DL weekly study notes: DNN’s Initialization and GPT4 Can’t Reason

Published on Mar 17th, 2024.

Notes:

In March 3’s study notes, I wrote about using different initialization methods for training. Note that the hockey shape graph looks appealing, though it is not exactly desirable because the hockey shape really comes from the drastic decrease of the loss in the first few iterations, dwarfing all the subsequent ones, which are the ones that do the hard/useful work. A cleverer initialization will make the loss start out at a much lower value, rendering that initial drop in loss in the hockey shape loss graph unnecessary, and that is what Andrej talked about in lec4’s “fixing the initial loss” section.
The cleverer initialization I mentioned focuses on the weights that calculate logits, as their magnitude directly affects the logits. And we want to avoid excessive initial loss due to these weights. We also consider earlier layer weights but the aim is different, which is to prevent the saturated tanh problem.
- There are graphs that we can plot to detect the saturated tanh problem. See the fourth segment of building Makemore part three video.
- The problem can get nastier when the network is deeper so we have to be careful with the initialization. Also, yes, plots to visualize.
The key idea of Kaiming initialization is to maintain a consistent and desirable variance of activations across layers. In Angrej’s lecture, input distribution and only the distribution of linear output are compared, but in Kaiming initialization, the nonlinear activation function should also be taken into account. The purpose of such maintenance is to prevent the problem of vanishing or exploding gradients. The mechanics behind this is that varying variances lead to very small or very large signals in the forward pass. And vanishing or exploding signals, can lead to vanishing or exploding gradients in different manners, depending on the activation function that is used. For example, if tanh is used, we will get vanishing gradients when the signals are exceedingly large, exploding gradients less of a problem.
- “fan in” and “fan out” are terms used to refer to the number of input and output connections of a layer, respectively.
  It makes sense that Kaiming initialization incorporates fan in or fan out because the results of matrix multiplication depends directly on the number of terms in the summation.
- Vanishing gradients make convergence very slow or even halt the entire training process. Exploding gradients make the training process unstable.
w = torch.randn(10, 200) can be visualized as the connections between a layer of 10 neurons and next layer of 200 neurons
Modern innovations in neural network optimization make initialization easier.
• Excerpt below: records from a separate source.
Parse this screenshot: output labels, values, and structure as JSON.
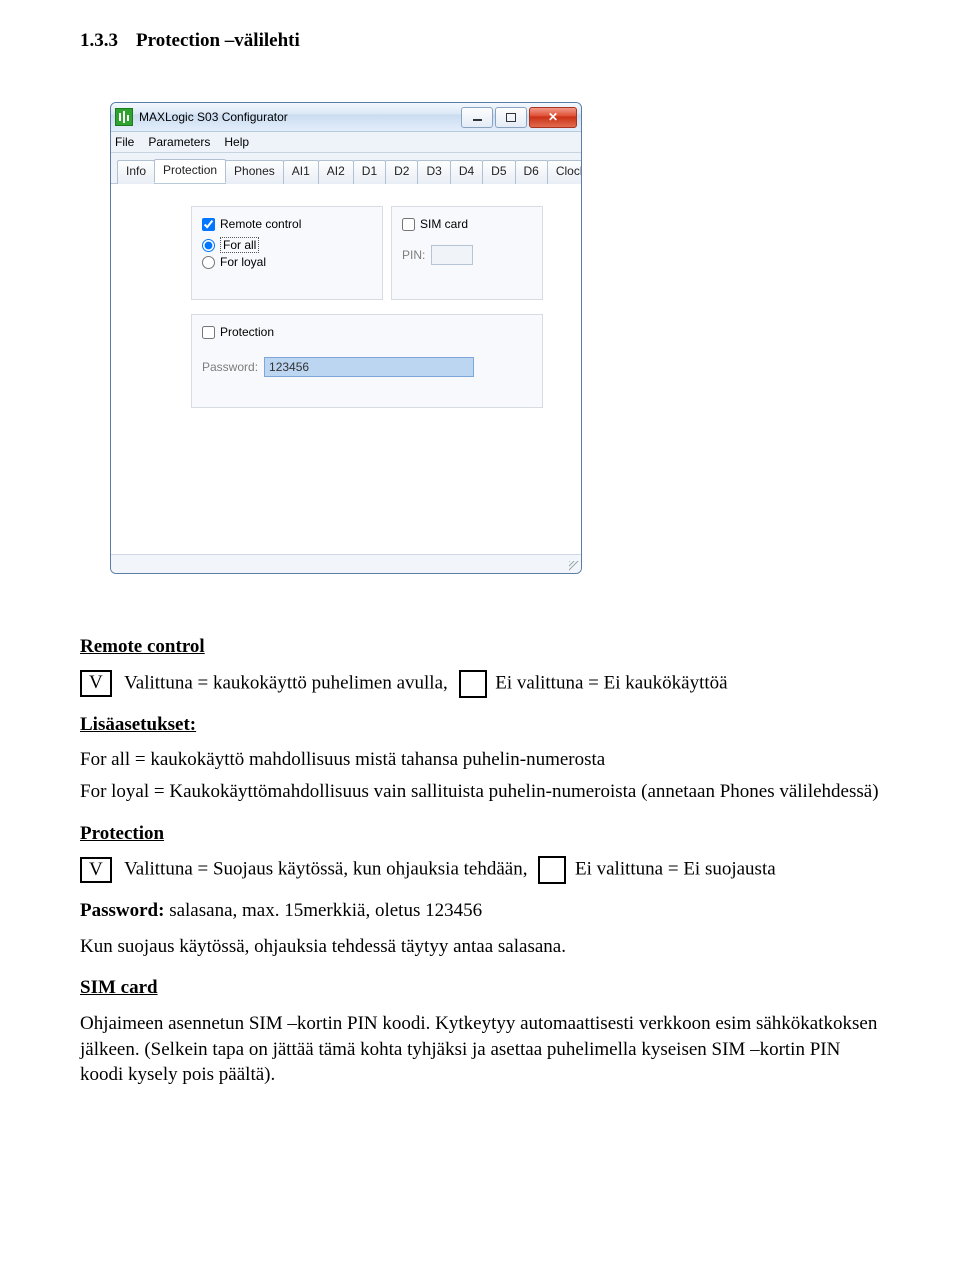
{
  "doc": {
    "section_no": "1.3.3",
    "section_title": "Protection –välilehti",
    "remote_heading": "Remote control",
    "v_label": "V",
    "remote_line_valittuna": "Valittuna = kaukokäyttö puhelimen avulla,",
    "remote_line_eivalittuna": "Ei valittuna = Ei kaukökäyttöä",
    "lisa_heading": "Lisäasetukset:",
    "forall_text": "For all = kaukokäyttö mahdollisuus mistä tahansa puhelin-numerosta",
    "forloyal_text": "For loyal = Kaukokäyttömahdollisuus vain sallituista puhelin-numeroista (annetaan Phones välilehdessä)",
    "protection_heading": "Protection",
    "protection_valittuna": "Valittuna =  Suojaus käytössä, kun ohjauksia tehdään,",
    "protection_eivalittuna": "Ei valittuna = Ei suojausta",
    "password_bold": "Password:",
    "password_rest": " salasana, max. 15merkkiä, oletus 123456",
    "protection_extra": "Kun suojaus käytössä, ohjauksia tehdessä täytyy antaa salasana.",
    "sim_heading": "SIM card",
    "sim_text": "Ohjaimeen asennetun SIM –kortin PIN koodi. Kytkeytyy automaattisesti verkkoon esim sähkökatkoksen jälkeen. (Selkein tapa on jättää tämä kohta tyhjäksi ja asettaa puhelimella kyseisen SIM –kortin PIN koodi kysely pois päältä)."
  },
  "app": {
    "title": "MAXLogic S03 Configurator",
    "menus": [
      "File",
      "Parameters",
      "Help"
    ],
    "tabs": [
      "Info",
      "Protection",
      "Phones",
      "AI1",
      "AI2",
      "D1",
      "D2",
      "D3",
      "D4",
      "D5",
      "D6",
      "Clock"
    ],
    "active_tab": "Protection",
    "remote_control_label": "Remote control",
    "remote_checked": true,
    "radio_for_all": "For all",
    "radio_for_loyal": "For loyal",
    "sim_card_label": "SIM card",
    "pin_label": "PIN:",
    "pin_value": "",
    "protection_label": "Protection",
    "protection_checked": false,
    "password_label": "Password:",
    "password_value": "123456"
  }
}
Notes on GPT for Can’t reason

My current stand on LLMs align with the author’s: “that LLM-based systems are not mere stochastic parrots but build genuine abstractions and can exhibit creativity”. What I want to get out of this reading is to understand why the author says “these systems are still severely limited in their reasoning abilities”.
The author set a narrow and well-defined subject of study before the entire discussion: “Can GPT4 reason?” This makes a systematic enquiry possible and easier.
First-order logic and higher-order logic: first-order logic extends propositional logic with predicates and quantifiers, which allows expression of more complex statements about objects and their relationships. Higher-order logic is an extension of first-order logic that allows quantification not only over individual variables but also over predicates and functions.
Core argument of the author: there are a bunch of a priori considerations, but the most compelling one is that it is computationally complex.
[ ] I should study this: “In fact, in the general case (first-order or higher-order logic), it is algorithmically undecidable, i.e., every bit as unsolvable as the halting problem”

In my view, the most compelling a priori considerations against the plausibility of reliably robust LLM reasoning turn on computational complexity results. Reasoning is a (very) computationally hard problem. In fact, in the general case (first-order or higher-order logic), it is algorithmically undecidable, i.e., every bit as unsolvable as the halting problem. Thus, by Church’s thesis, we cannot expect any algorithm, LLMs included, to solve arbitrary reasoning problems in a sound and complete way.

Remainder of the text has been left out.